El hombre negó con la cabeza y señaló la hilera de pequeños cuerpos con la pala, y también a la mujer rubia. Todos los hombres sindones lloraban.

Ataelo se volvió de nuevo hacia Kineas.

—Muy mala cosa. Cuando se prendió fuego a la casa, la madre mató a los niños. Luego se mató ella misma con su cuchillo; valiente. Y hombres juran luchar a muerte, y entonces llegamos nosotros. Así que esposa y niños muertos. Los hombres quieren morir.

—Atenea nos proteja —dijo Kineas consternado—. ¿La madre mató a sus propios hijos?

Ataelo le miró como si fuese un edificio extranjero.

—Ningún sakje, pueblo de la tierra o pueblo del cielo, va como esclavo. Madre valiente. Valiente, valiente.

El sakje sacó de la bolsa del cinturón un puñado de semillas, las mismas semillas que Kam Baqca quemaba en su brasero. Arrojó las semillas a la tumba y dejó una navajuela que llevaba en la bota a su lado.

—Honor para ella valiente.

Kineas sintió que el corazón iba a estallarle en el pecho y pensó que iba a atragantarse, y le escocían los ojos. Dio media vuelta y regresó adonde Ajax y Eumenes estaban narrando sus hazañas, observados con aire divertido por Ni comedes y Niceas.

—Treinta hombres a ayudar a los aldeanos a cavar tumbas para sus caídos. Ahora mismo.
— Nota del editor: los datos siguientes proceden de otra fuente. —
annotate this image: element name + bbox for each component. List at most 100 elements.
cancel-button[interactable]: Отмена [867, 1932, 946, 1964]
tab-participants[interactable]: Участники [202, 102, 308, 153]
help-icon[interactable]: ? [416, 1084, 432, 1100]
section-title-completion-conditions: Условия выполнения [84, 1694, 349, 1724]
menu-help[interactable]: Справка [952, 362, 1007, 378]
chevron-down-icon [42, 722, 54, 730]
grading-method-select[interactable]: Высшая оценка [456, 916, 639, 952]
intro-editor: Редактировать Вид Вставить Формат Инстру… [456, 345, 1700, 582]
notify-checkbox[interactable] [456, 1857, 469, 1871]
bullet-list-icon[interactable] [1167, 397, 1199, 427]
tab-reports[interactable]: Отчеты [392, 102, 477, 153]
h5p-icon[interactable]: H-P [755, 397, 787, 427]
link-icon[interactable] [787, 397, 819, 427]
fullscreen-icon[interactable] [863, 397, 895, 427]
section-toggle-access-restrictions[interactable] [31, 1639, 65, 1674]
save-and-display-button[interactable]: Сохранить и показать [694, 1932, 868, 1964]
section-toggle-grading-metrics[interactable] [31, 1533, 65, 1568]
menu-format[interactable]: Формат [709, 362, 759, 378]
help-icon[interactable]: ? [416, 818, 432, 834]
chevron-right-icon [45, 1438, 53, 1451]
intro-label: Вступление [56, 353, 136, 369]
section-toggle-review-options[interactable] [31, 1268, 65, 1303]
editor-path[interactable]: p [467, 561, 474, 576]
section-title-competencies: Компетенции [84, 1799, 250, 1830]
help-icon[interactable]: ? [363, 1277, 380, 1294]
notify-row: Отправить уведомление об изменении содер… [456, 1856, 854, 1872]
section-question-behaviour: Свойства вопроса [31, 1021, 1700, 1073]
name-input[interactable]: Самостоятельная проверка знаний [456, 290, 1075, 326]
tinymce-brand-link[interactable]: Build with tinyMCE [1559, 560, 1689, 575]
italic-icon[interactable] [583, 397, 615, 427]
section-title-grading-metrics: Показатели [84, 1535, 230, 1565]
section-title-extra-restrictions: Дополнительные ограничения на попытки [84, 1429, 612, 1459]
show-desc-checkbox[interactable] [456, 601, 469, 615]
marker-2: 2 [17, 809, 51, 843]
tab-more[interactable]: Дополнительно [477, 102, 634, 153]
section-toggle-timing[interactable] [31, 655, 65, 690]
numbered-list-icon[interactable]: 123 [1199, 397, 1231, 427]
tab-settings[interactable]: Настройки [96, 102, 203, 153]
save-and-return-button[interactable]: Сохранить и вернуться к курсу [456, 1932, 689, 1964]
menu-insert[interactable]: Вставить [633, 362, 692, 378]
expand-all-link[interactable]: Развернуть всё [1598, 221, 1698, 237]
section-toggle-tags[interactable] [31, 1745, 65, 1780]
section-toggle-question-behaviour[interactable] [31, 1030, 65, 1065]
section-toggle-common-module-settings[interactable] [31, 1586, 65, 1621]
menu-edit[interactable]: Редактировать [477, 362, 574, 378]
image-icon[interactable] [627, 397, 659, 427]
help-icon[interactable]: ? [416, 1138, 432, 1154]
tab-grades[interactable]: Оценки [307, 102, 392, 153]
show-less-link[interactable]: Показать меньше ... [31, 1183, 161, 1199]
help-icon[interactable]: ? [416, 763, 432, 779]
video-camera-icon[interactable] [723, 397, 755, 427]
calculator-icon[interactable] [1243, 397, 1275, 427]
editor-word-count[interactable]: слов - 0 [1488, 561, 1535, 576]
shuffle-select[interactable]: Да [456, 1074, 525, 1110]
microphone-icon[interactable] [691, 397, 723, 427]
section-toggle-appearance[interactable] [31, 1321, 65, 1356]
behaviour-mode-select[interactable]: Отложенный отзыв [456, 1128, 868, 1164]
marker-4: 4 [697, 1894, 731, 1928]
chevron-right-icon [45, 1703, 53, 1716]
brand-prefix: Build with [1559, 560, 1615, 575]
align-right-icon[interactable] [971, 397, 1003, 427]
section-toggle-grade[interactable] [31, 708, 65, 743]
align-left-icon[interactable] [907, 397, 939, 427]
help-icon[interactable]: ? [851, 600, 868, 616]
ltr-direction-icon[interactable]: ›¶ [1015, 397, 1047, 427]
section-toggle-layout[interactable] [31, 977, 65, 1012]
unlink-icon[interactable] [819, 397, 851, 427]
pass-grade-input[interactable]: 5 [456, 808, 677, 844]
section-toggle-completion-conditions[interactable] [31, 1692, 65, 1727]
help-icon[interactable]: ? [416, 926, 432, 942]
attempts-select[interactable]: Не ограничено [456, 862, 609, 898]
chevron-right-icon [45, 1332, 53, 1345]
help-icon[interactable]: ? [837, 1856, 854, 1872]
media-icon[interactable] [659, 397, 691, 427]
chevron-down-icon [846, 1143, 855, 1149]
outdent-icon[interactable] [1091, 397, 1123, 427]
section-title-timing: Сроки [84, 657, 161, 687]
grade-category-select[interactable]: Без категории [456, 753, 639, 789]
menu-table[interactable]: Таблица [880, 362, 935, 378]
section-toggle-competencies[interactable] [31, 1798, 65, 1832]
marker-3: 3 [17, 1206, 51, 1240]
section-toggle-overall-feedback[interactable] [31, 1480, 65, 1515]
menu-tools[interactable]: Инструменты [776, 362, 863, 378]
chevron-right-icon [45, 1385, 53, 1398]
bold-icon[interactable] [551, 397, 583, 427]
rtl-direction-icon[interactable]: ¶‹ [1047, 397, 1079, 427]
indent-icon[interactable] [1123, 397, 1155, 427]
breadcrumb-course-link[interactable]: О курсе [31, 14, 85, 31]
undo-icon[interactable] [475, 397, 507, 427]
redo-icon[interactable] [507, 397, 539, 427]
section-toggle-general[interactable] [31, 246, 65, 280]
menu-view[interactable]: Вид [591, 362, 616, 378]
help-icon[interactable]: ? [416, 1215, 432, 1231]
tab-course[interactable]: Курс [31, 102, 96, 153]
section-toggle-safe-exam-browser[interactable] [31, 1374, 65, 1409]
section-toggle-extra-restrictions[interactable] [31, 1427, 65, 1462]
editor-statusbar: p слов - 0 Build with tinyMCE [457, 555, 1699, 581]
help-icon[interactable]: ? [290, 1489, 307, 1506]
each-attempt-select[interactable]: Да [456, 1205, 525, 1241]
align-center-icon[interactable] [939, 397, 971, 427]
Se le quebró la voz antes de terminar de decirlo y dio me dia vuelta para que sus oficiales no le vieran en una actitud poco viril. Era un hombre curtido, y había visto a bastantes niños muertos, pero aquello le afectó tan profundamente que estaba temblando.

Pensó en Medea matando a sus hijos al final de la obra, y se preguntó qué le había pasado por alto al autor. O qué desconocía.

Los olbianos, conscientes de que algo había trastornado a su hiparco, cavaron sin rechistar. Al cabo de una hora las mujeres y los niños estuvieron enterrados. Los hombres recogieron flores para ponerlas en las tumbas, y Kineas echó un broche encima, igual que muchos de los soldados, de modo que la tumba quedó cubierta de objetos que la difunta, de no haber fallecido, quizás habría considerado un tesoro.

Para cuando pusieron la última flor en la última tumba de un niño, Kineas había escuchado cuanto Ataelo tenía que decirle sobre los getas que había al norte y al oeste de la aldea. Cuando la columna montó, los sindones tenían caballos getas y un carro grande con sus bienes. Todos los sindones tenían arcos como los de los sakje, y cada hombre llevaba un hacha pesada y la muerte en el semblante.

—Norte y este, derechos al frente del avance de los getas —dijo Kineas.

Ataelo sonrió forzadamente.

Al cabo de tres días, Kineas llevaba consigo a un centenar de refugiados, hombres, mujeres y niños, y su columna avanzaba tan lenta como un hombre a pie. Y los getas se habían percatado. Tres veces había caído sobre sus asaltantes. Tres veces había aniquilado a la banda que había encontrado. A aquellas alturas, cada hombre de la columna olbiana sabía lo que era matar; la lucha en la última aldea había sido enconada, con enfrentamientos dentro de las casas.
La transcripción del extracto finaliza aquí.